Japanese carmaker Toyota has named the first foreign vice president in its 80-year history. The move is part of a wider diversity push as the company aims to profit more from people with different backgrounds.
Toyota announced Wednesday it would appoint a foreigner to the post of executive vice president and promote a woman into its top ranks - both firsts for the Japanese carmaker in its nearly 80-year history.
Didier Leroy, a 57-year-old Frenchman who formerly worked for Renault, is to become an executive vice president as of April 1, while American Julie Hamp, 55, will be the carmaker's first female managing officer.
Toyota said the moves were part of a wider shuffle aimed at promoting diversity among top managers.

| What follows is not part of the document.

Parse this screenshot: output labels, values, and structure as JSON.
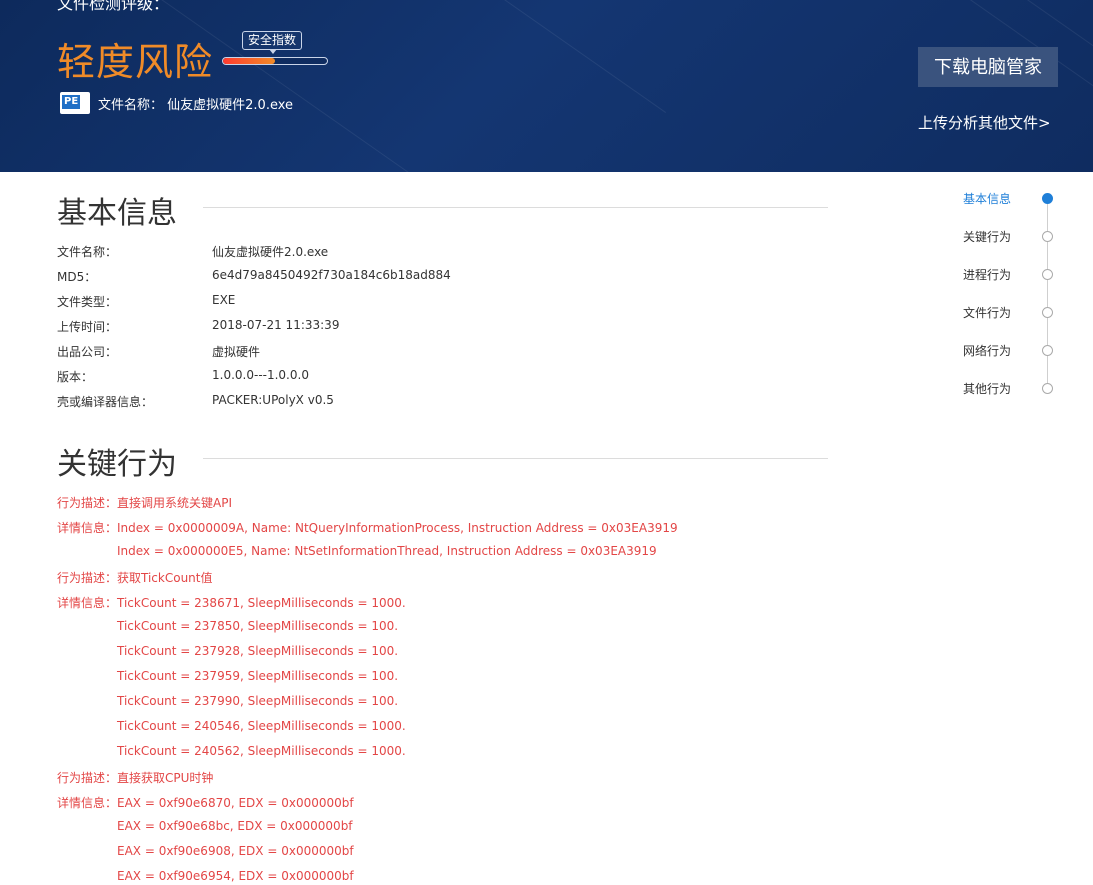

From Abenomics to Womenomics
"By appointing talented people from affiliates outside Japan to executive positions, Toyota aims to foster innovation by enabling people from many different backgrounds to contribute and provide input," the company said in a statement.

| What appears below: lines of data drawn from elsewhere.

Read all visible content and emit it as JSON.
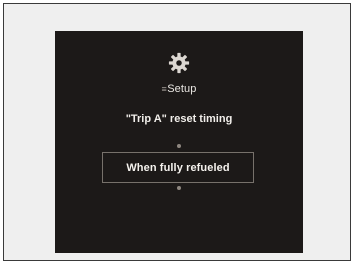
{
  "breadcrumb": {
    "prefix": "≡",
    "label": "Setup"
  },
  "setting": {
    "title": "\"Trip A\" reset timing",
    "selected_option": "When fully refueled"
  },
  "icons": {
    "header": "gear-icon",
    "scroll_up": "up-arrow-icon",
    "scroll_down": "down-arrow-icon"
  }
}
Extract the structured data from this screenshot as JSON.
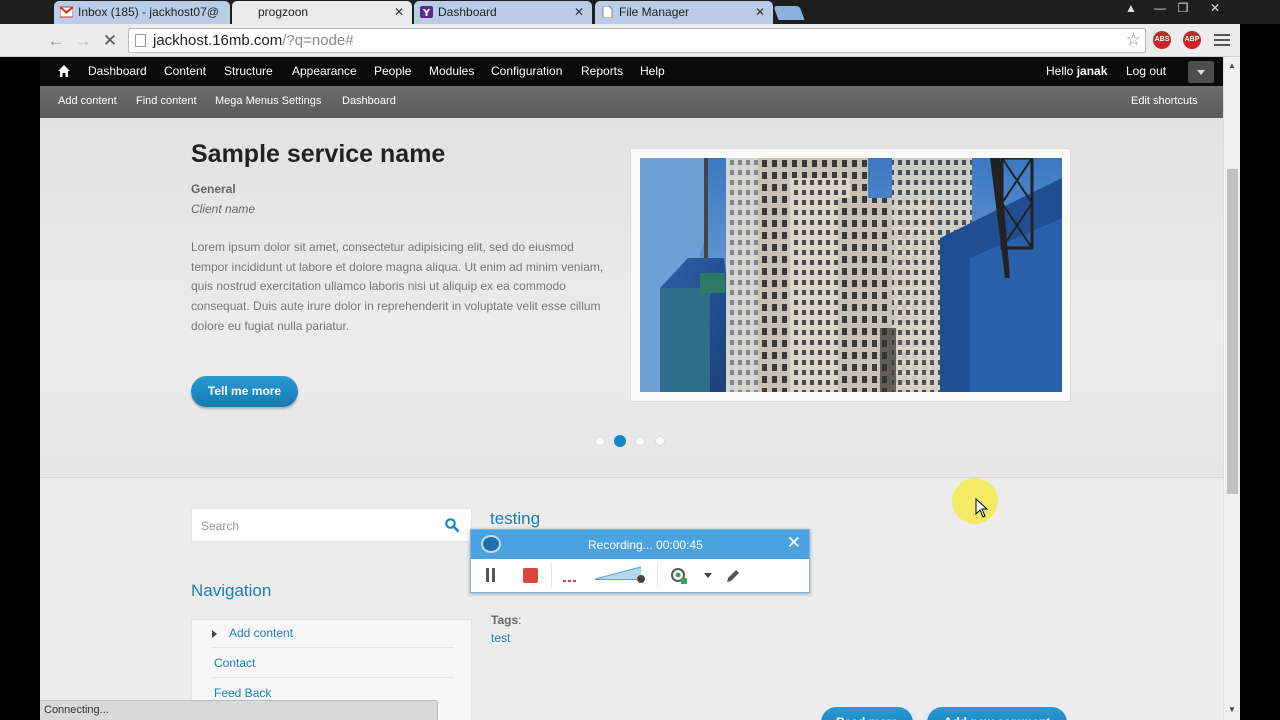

The auto maker's policy dovetails with recommendations from the conservative administration of Prime Minister Shinzo Abe, who has pledged to strengthen corporate governance, including making firms take on more independent directors andlure more women into the workforce
Abe's so-called "Womenomics" initiative has widely been seen as a way to boost Japan's economy against the background of a rapidly ageing population straining the public purse.